Caring Hearts Personal Home Serv., Inc. v. Burwell, a U.S. Court of Appeals for the Tenth Circuit Medicare reimbursement case, describes the challenges confronting federal administrative agencies and the regulated community at a time when the demands on and the growth of government are somewhat astonishing. Judge Gorsuch begins his opinion as follows:

“Executive agencies today are permitted not only to enforce legislation but to revise and reshape it through the exercise of so-called ‘delegated’ legislative authority… The number of formal rules these agencies have issued thanks to their delegated authority has grown so exuberantly it’s hard to keep up. The Code of Federal Regulations now clocks in at over 175,000 pages. And no one seems sure how many more hundreds of thousands (or maybe millions) of pages of less formal or ‘sub-regulatory’ policy manuals, directives, and the like might be found floating around these days. For some, all this delegated legislative activity by the executive branch raises interesting questions about the separation of powers… For others, it raises troubling questions about due process and fair notice—questions like whether and how people can be fairly expected to keep pace with and conform their conduct to all of this churning and changing ‘law’… But what happens if we reach the point where even these legislating agencies don’t know what their own ‘law’ is?”

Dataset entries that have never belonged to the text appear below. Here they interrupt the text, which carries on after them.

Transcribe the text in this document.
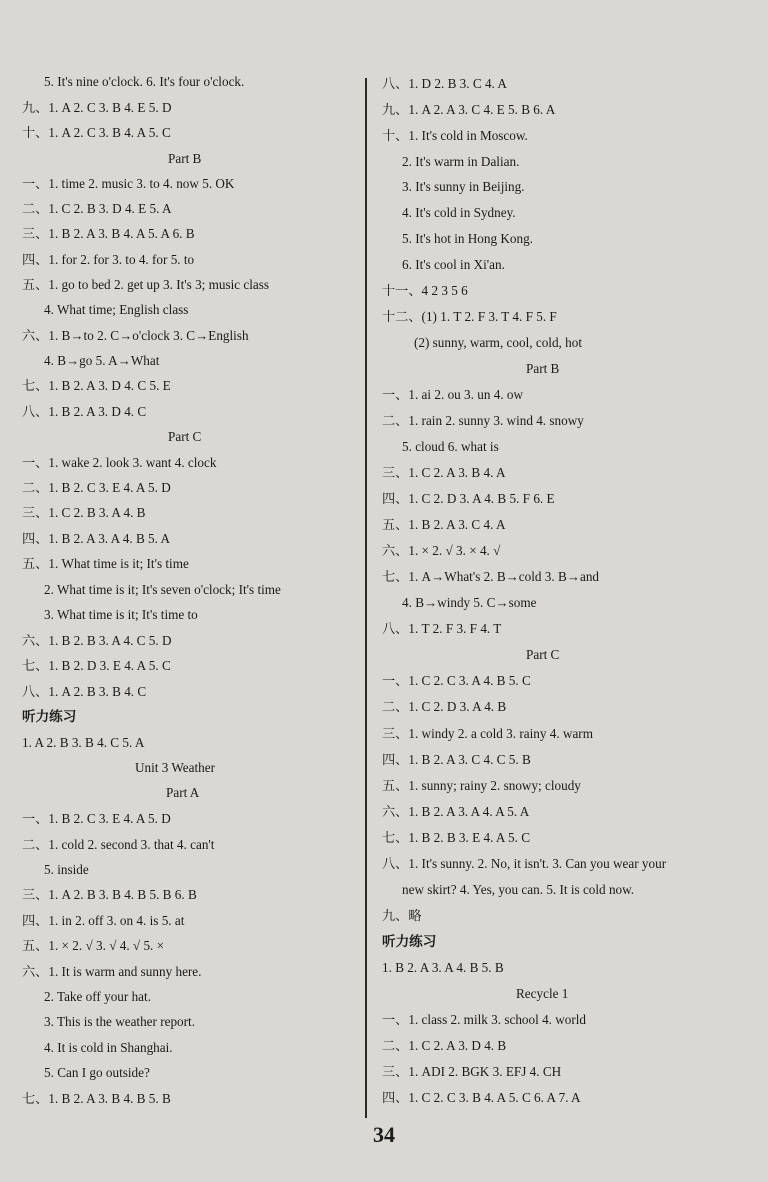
5. It's nine o'clock. 6. It's four o'clock.
九、1. A 2. C 3. B 4. E 5. D
十、1. A 2. C 3. B 4. A 5. C
Part B
一、1. time 2. music 3. to 4. now 5. OK
二、1. C 2. B 3. D 4. E 5. A
三、1. B 2. A 3. B 4. A 5. A 6. B
四、1. for 2. for 3. to 4. for 5. to
五、1. go to bed 2. get up 3. It's 3; music class
4. What time; English class
六、1. B→to 2. C→o'clock 3. C→English
4. B→go 5. A→What
七、1. B 2. A 3. D 4. C 5. E
八、1. B 2. A 3. D 4. C
Part C
一、1. wake 2. look 3. want 4. clock
二、1. B 2. C 3. E 4. A 5. D
三、1. C 2. B 3. A 4. B
四、1. B 2. A 3. A 4. B 5. A
五、1. What time is it; It's time
2. What time is it; It's seven o'clock; It's time
3. What time is it; It's time to
六、1. B 2. B 3. A 4. C 5. D
七、1. B 2. D 3. E 4. A 5. C
八、1. A 2. B 3. B 4. C
听力练习
1. A 2. B 3. B 4. C 5. A
Unit 3 Weather
Part A
一、1. B 2. C 3. E 4. A 5. D
二、1. cold 2. second 3. that 4. can't
5. inside
三、1. A 2. B 3. B 4. B 5. B 6. B
四、1. in 2. off 3. on 4. is 5. at
五、1. × 2. √ 3. √ 4. √ 5. ×
六、1. It is warm and sunny here.
2. Take off your hat.
3. This is the weather report.
4. It is cold in Shanghai.
5. Can I go outside?
七、1. B 2. A 3. B 4. B 5. B
八、1. D 2. B 3. C 4. A
九、1. A 2. A 3. C 4. E 5. B 6. A
十、1. It's cold in Moscow.
2. It's warm in Dalian.
3. It's sunny in Beijing.
4. It's cold in Sydney.
5. It's hot in Hong Kong.
6. It's cool in Xi'an.
十一、4 2 3 5 6
十二、(1) 1. T 2. F 3. T 4. F 5. F
(2) sunny, warm, cool, cold, hot
Part B
一、1. ai 2. ou 3. un 4. ow
二、1. rain 2. sunny 3. wind 4. snowy
5. cloud 6. what is
三、1. C 2. A 3. B 4. A
四、1. C 2. D 3. A 4. B 5. F 6. E
五、1. B 2. A 3. C 4. A
六、1. × 2. √ 3. × 4. √
七、1. A→What's 2. B→cold 3. B→and
4. B→windy 5. C→some
八、1. T 2. F 3. F 4. T
Part C
一、1. C 2. C 3. A 4. B 5. C
二、1. C 2. D 3. A 4. B
三、1. windy 2. a cold 3. rainy 4. warm
四、1. B 2. A 3. C 4. C 5. B
五、1. sunny; rainy 2. snowy; cloudy
六、1. B 2. A 3. A 4. A 5. A
七、1. B 2. B 3. E 4. A 5. C
八、1. It's sunny. 2. No, it isn't. 3. Can you wear your
new skirt? 4. Yes, you can. 5. It is cold now.
九、略
听力练习
1. B 2. A 3. A 4. B 5. B
Recycle 1
一、1. class 2. milk 3. school 4. world
二、1. C 2. A 3. D 4. B
三、1. ADI 2. BGK 3. EFJ 4. CH
四、1. C 2. C 3. B 4. A 5. C 6. A 7. A
34
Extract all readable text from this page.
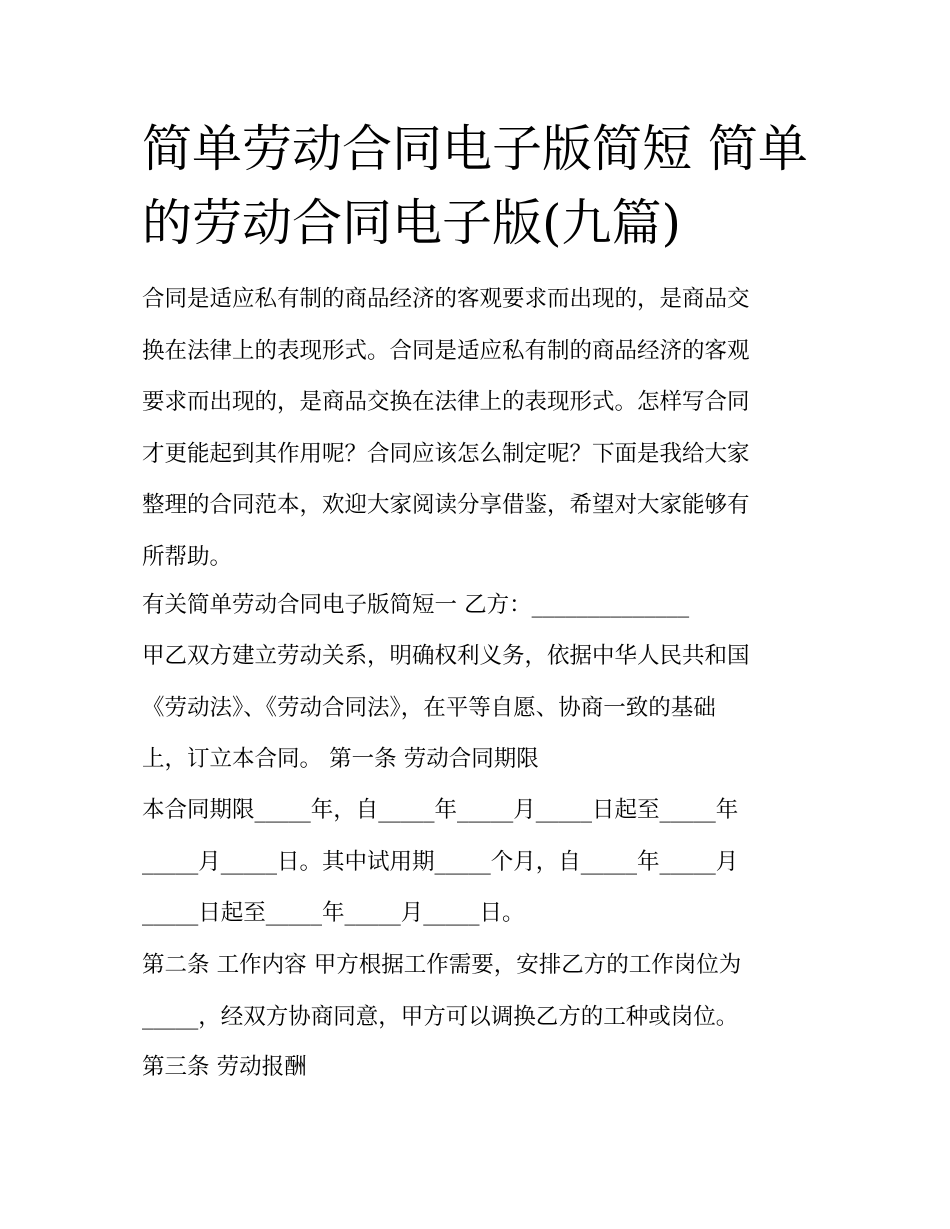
简单劳动合同电子版简短 简单
的劳动合同电子版(九篇)

合同是适应私有制的商品经济的客观要求而出现的，是商品交
换在法律上的表现形式。合同是适应私有制的商品经济的客观
要求而出现的，是商品交换在法律上的表现形式。怎样写合同
才更能起到其作用呢？合同应该怎么制定呢？下面是我给大家
整理的合同范本，欢迎大家阅读分享借鉴，希望对大家能够有
所帮助。

有关简单劳动合同电子版简短一 乙方：______________

甲乙双方建立劳动关系，明确权利义务，依据中华人民共和国
《劳动法》、《劳动合同法》，在平等自愿、协商一致的基础
上，订立本合同。 第一条 劳动合同期限

本合同期限_____年，自_____年_____月_____日起至_____年
_____月_____日。其中试用期_____个月，自_____年_____月
_____日起至_____年_____月_____日。

第二条 工作内容 甲方根据工作需要，安排乙方的工作岗位为
_____，经双方协商同意，甲方可以调换乙方的工种或岗位。

第三条 劳动报酬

According to the Court, the Centers for Medicare and Medicaid Services (CMS) estimates that it issues literally thousands of new or revised guidance documents every single year which constitutes the guidance that health care providers must follow with exacting precision to be reimbursed by the government for their services. Indeed, there is so much “law” the CMS administers that the agency, concludes the Court, is confused by its own law. Here, the Court finds that the CMS was seeking reimbursement from Caring Hearts for $800,000 on the basis of rules that were not even promulgated in 2008, when the services were provided, and the CMS was unaware of this until this case was litigated. Moreover, the rule the CMS cites as authority in 2014, when this matter was first brought to Court, not only did not exist in 2008, but does not exist today—which the Court suggests may have been to an erroneous initial citation to authority. Because of this, the Court concludes that “an agency that loses track of its own controlling regulations and applies the wrong rules in order to penalize private citizens can never stand.” The Court also suggests that Caring Heart may have a very good case to recoup its legal expenses pursuant to the Equal Access to Justice Act.